Her words touched on Leon’s deep-seated guilt, and confounded him. She really was frightened. He could feel it. “You’re pale and need to eat. Come out to the patio with me.”
Leon showed her though the tall French doors on the far side of the dayroom. Simona had set the round, wrought-iron table with a cloth and fresh flowers from the garden.

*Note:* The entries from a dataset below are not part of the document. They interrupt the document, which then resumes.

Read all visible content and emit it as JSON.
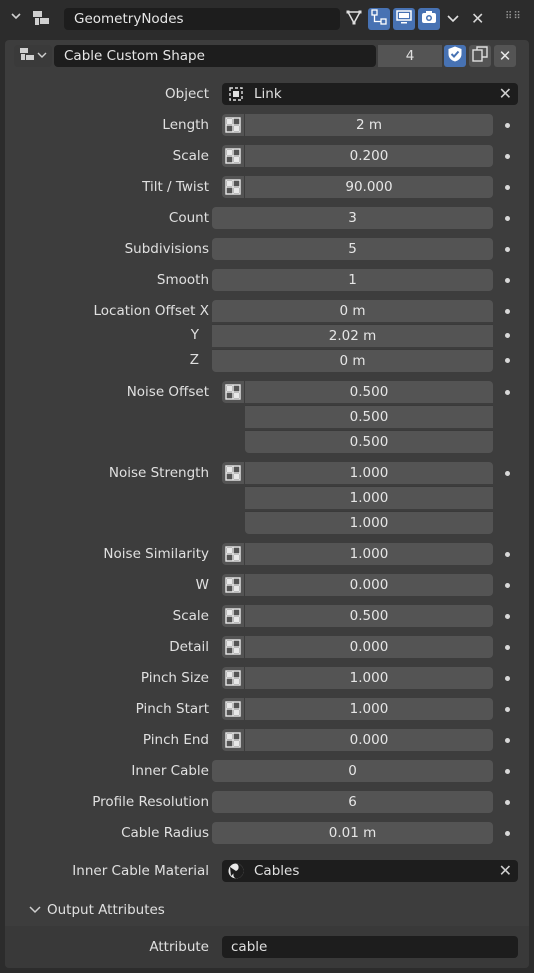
{
  "header": {
    "modifier_name": "GeometryNodes",
    "close_symbol": "✕",
    "grip_symbol": "⠿⠿"
  },
  "node_group": {
    "name": "Cable Custom Shape",
    "users": "4",
    "close_symbol": "✕"
  },
  "inputs": {
    "object": {
      "label": "Object",
      "value": "Link"
    },
    "length": {
      "label": "Length",
      "value": "2 m"
    },
    "scale": {
      "label": "Scale",
      "value": "0.200"
    },
    "tilt": {
      "label": "Tilt / Twist",
      "value": "90.000"
    },
    "count": {
      "label": "Count",
      "value": "3"
    },
    "subdivisions": {
      "label": "Subdivisions",
      "value": "5"
    },
    "smooth": {
      "label": "Smooth",
      "value": "1"
    },
    "location_offset": {
      "label_x": "Location Offset X",
      "label_y": "Y",
      "label_z": "Z",
      "x": "0 m",
      "y": "2.02 m",
      "z": "0 m"
    },
    "noise_offset": {
      "label": "Noise Offset",
      "values": [
        "0.500",
        "0.500",
        "0.500"
      ]
    },
    "noise_strength": {
      "label": "Noise Strength",
      "values": [
        "1.000",
        "1.000",
        "1.000"
      ]
    },
    "noise_similarity": {
      "label": "Noise Similarity",
      "value": "1.000"
    },
    "w": {
      "label": "W",
      "value": "0.000"
    },
    "noise_scale": {
      "label": "Scale",
      "value": "0.500"
    },
    "detail": {
      "label": "Detail",
      "value": "0.000"
    },
    "pinch_size": {
      "label": "Pinch Size",
      "value": "1.000"
    },
    "pinch_start": {
      "label": "Pinch Start",
      "value": "1.000"
    },
    "pinch_end": {
      "label": "Pinch End",
      "value": "0.000"
    },
    "inner_cable": {
      "label": "Inner Cable",
      "value": "0"
    },
    "profile_resolution": {
      "label": "Profile Resolution",
      "value": "6"
    },
    "cable_radius": {
      "label": "Cable Radius",
      "value": "0.01 m"
    },
    "inner_cable_material": {
      "label": "Inner Cable Material",
      "value": "Cables"
    }
  },
  "output_attributes": {
    "title": "Output Attributes",
    "attribute_label": "Attribute",
    "attribute_value": "cable"
  },
  "colors": {
    "accent": "#4772b3",
    "panel": "#3d3d3d",
    "field": "#545454",
    "dark_field": "#1d1d1d"
  }
}
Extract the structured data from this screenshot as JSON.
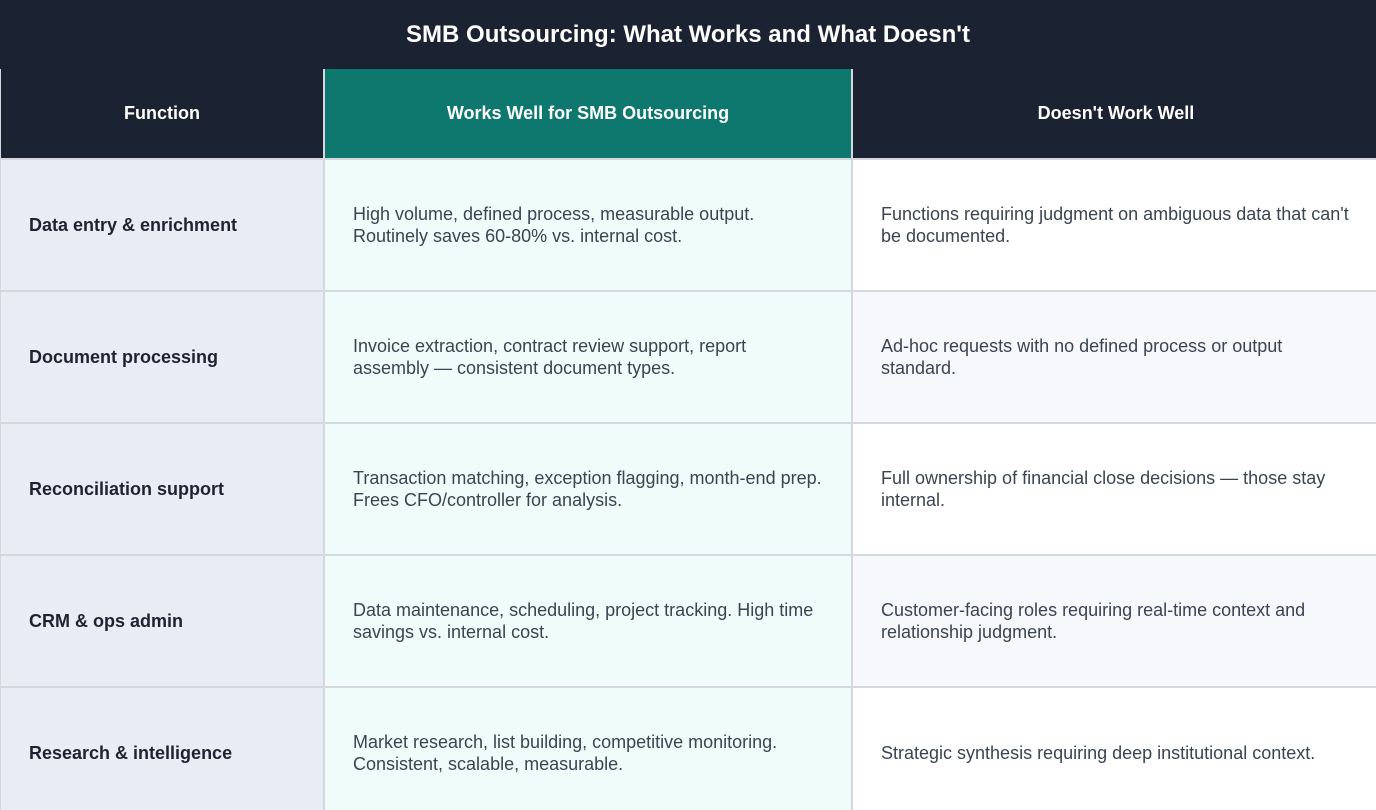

She’d prepared bruschetta and her bocconcini salad of mozzarella balls and cubetti di pancetta ham he particularly enjoyed.
He helped Belle to a seat where she could look out at the Adriatic. With the hot, fair weather, he spotted half a dozen sailboats and a few yachts out on the water. It was a sight he never tired of, especially now with the view of her alluring profile filling his vision.
Once he’d poured her some iced tea he said, “If you’d prefer coffee or juice, I’ll ask Simona to bring it.”
But Belle had already taken a long swallow. “This tastes delicious and is exactly what I needed. Thank you.”
After drinking half a glass himself, he picked up his fork and they started to eat. “I’m assuming Cliff is the son you referred to.”
She nodded. “The Petersons adopted me when I was ten. Mr. Peterson never wanted me, but Nadine had always hoped for a daughter and finally prevailed on him to adopt me. They already had a sixteen-year-old son, who had no desire for a girl from an orphanage to move in on what he considered his territory.”
Leon’s stomach muscles clenched in reaction. He could relate to Cliff’s hatred at that age. Leon had been eleven when his father had installed the twenty-year-old Luciana in the palazzo, a world that had belonged to him and his brother, Dante. No one else.
Now that the years had passed, and Leon had his own home and was a father, he understood better his parent’s need for companionship. At eleven he’d been too selfish to see anything beyond his own wants.
From the beginning he’d rebuffed any overtures from Luciana, but he had to admit she’d never been unkind to him or Dante. Anything but. As the years went by, he’d learned to be more civil to her. Maturity helped him to see that her cool aloofness at times masked some kind of strange sadness, no doubt because she’d lost both her parents under tragic circumstances.
To think she’d had a baby she’d been forced to give up! The knowledge tore him apart inside. He could never give up Concetta for any reason.
“How did it happen that Cliff told you about your mother?”